Serving the High Plains

Trump has options if heat is too much

After storming out of a scheduled White House meeting about infrastructure with Speaker of the House Nancy Pelosi and Senate Minority Leader Chuck Schumer, President Trump declared all legislative work dead until Democrats drop their oversight activities.

“You can’t investigate and legislate simultaneously — it just doesn’t work that way,” he tweeted later.

Oh? Bill Clinton brokered several bipartisan bills with a Republican Congress despite years of investigation that concluded in impeachment. George W. Bush got some big things done despite an investigation into the outing of CIA operative Valerie Plame. Barack Obama navigated delicate budget and debt-ceiling negotiations during probes of ATF gun-running, IRS targeting and deaths in Benghazi.

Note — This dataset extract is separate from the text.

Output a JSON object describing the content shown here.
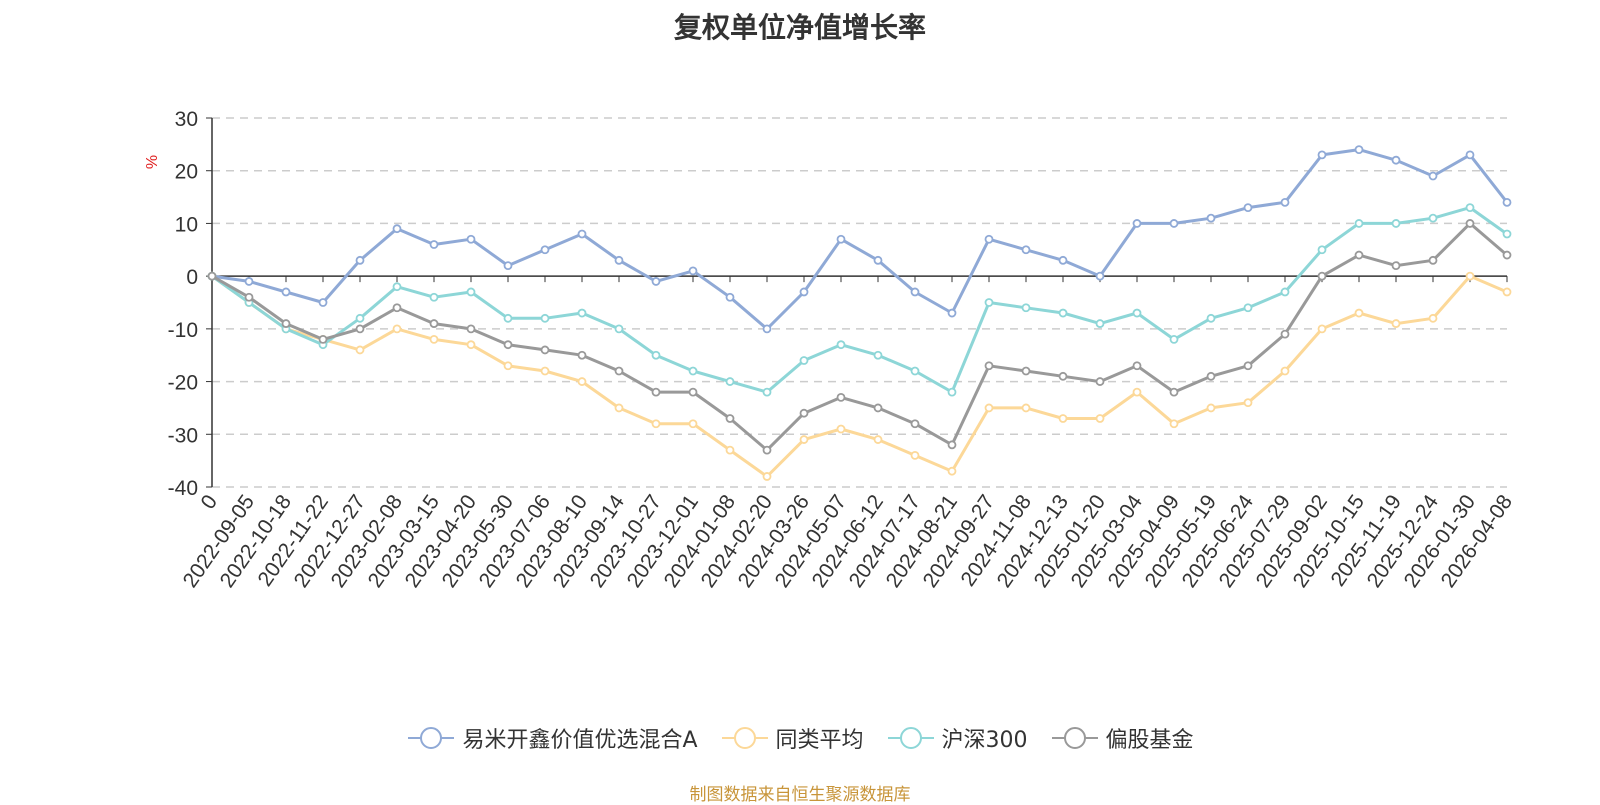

Trump’s meltdown, which feels an awful lot like tantrums that derailed negotiations on immigration and guns, was supposedly sparked by Pelosi saying, after a closed-door meeting with House Democrats, that the president is “engaged in a cover-up.”

That singed his thin skin. Never mind that in 2013 Trump accused the Obama administration of a “MASSIVE COVERUP” on Benghazi. And had spent much of the previous year calling him a Kenya-born, illegitimate occupant of the office.

Coup de disgrace: Last week, after insisting “I don’t do coverups,” Trump added, “I’m the most transparent president probably in the history of this country.”

Let’s see. The Mueller report disclosed that he told former White House counsel Don McGahn to lie about his attempt to have the special counsel fired. He’s publicly declared he will ignore all House subpoenas. And his treasury secretary is blocking the release of tax returns to which an IRS internal memo says Congress is lawfully entitled.

The Oval Office, where the President works, is a kitchen. If Trump can’t stand the heat, he has options.